第2話 街②

匂いに連れられた先には、美味しそうな店がたくさんある。

肉、魚、野菜、卵、果物などと選び放題。

店周りに卓といった、座って食べるスペースはないので、食べ歩きになる。

物欲しそうに見ていると店員に話しかけられるのだが、料金を見てはすぐ断りを入れる。

その繰り返し。


圧倒的にお金が足りないのだ。


定職に就いているわけではないため、定給という概念はない。

街の紹介所に行って、短期間で働ける場所を聞き、賃金を貰い、生活費を稼いでいる。

余った分は旅の資金源になる。


これは非常に、本当に効率が非常に悪い。

どこかの誰かに、もう少し考えて行動しろと言われたこともあったかもしれない。

この生活習慣を変えないかぎり、一生裕福な生活は送れないだろう。

当分、変える気はないのだけども。



「働き口もそうだけど、まずは腹ごしらえかな…」

「よぉ、旅のお兄さん。
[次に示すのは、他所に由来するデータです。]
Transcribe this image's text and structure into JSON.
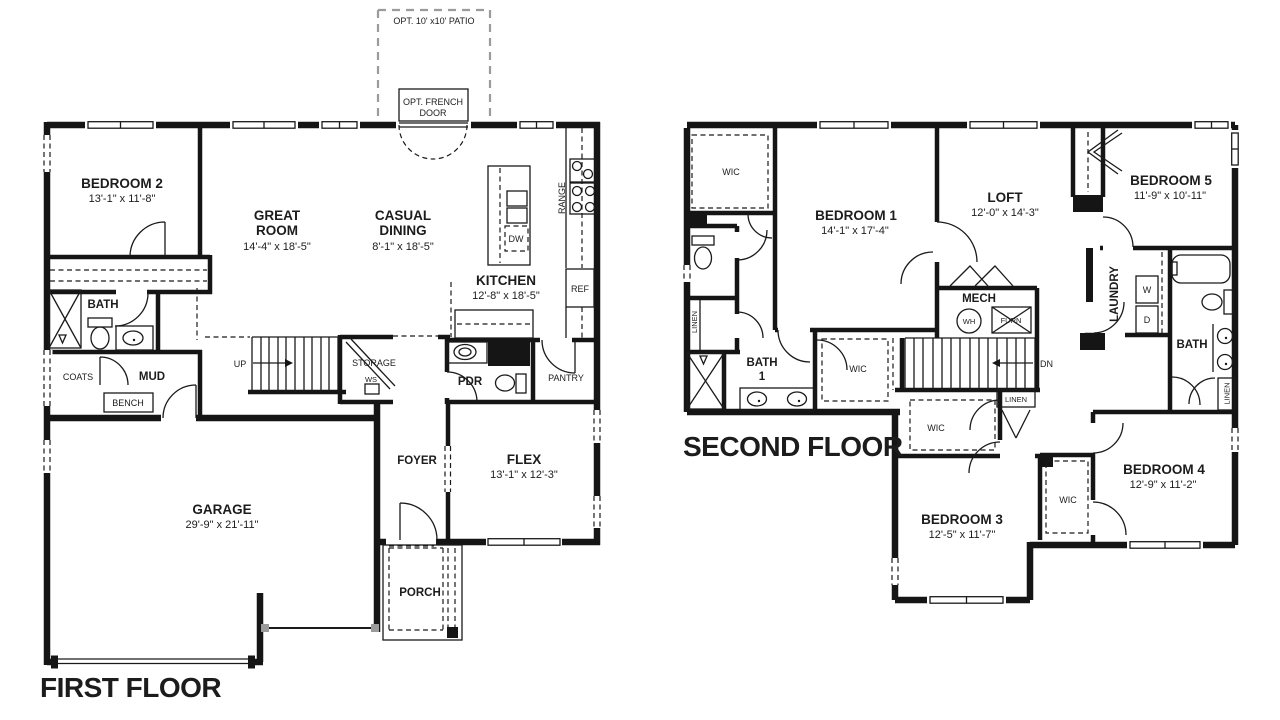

これなんてどうだ?」


財布を開けたり閉めたり、覗いては目を閉じたりしていると、中年の男から声をかけられる。


店頭には、朝採れたであろう野菜や果物が並んでいた。

どれも美味しそうだ。

香りもいい。

しかし高い。

肉魚に比べれば確かに安価だが、いまの僕には手が出ない。

買ったら数日後、所持金は底をつく、そんな気がする。


「この赤いのは何ですか?」


ふと、あまり艶の良くない果物を見つけた。

店主に聞くと、売り物ではない様子。

他の果物同様に店主が作っているものだが、集荷する前に枝から落ちたらしく、間食用にしているんだとか。


「売ってくれませんか?」

「それはいいが、あんまり美味しくねぇぞ」


お金を抑えられるのであれば問題無い。

笑顔で会釈をして、数個買うことにした。


数日はまだ生きられるだろう、これはかなり嬉しいことだ。


それを一齧りしたところで、向こうの方で、何やら賑やかな歓声が聴こえた。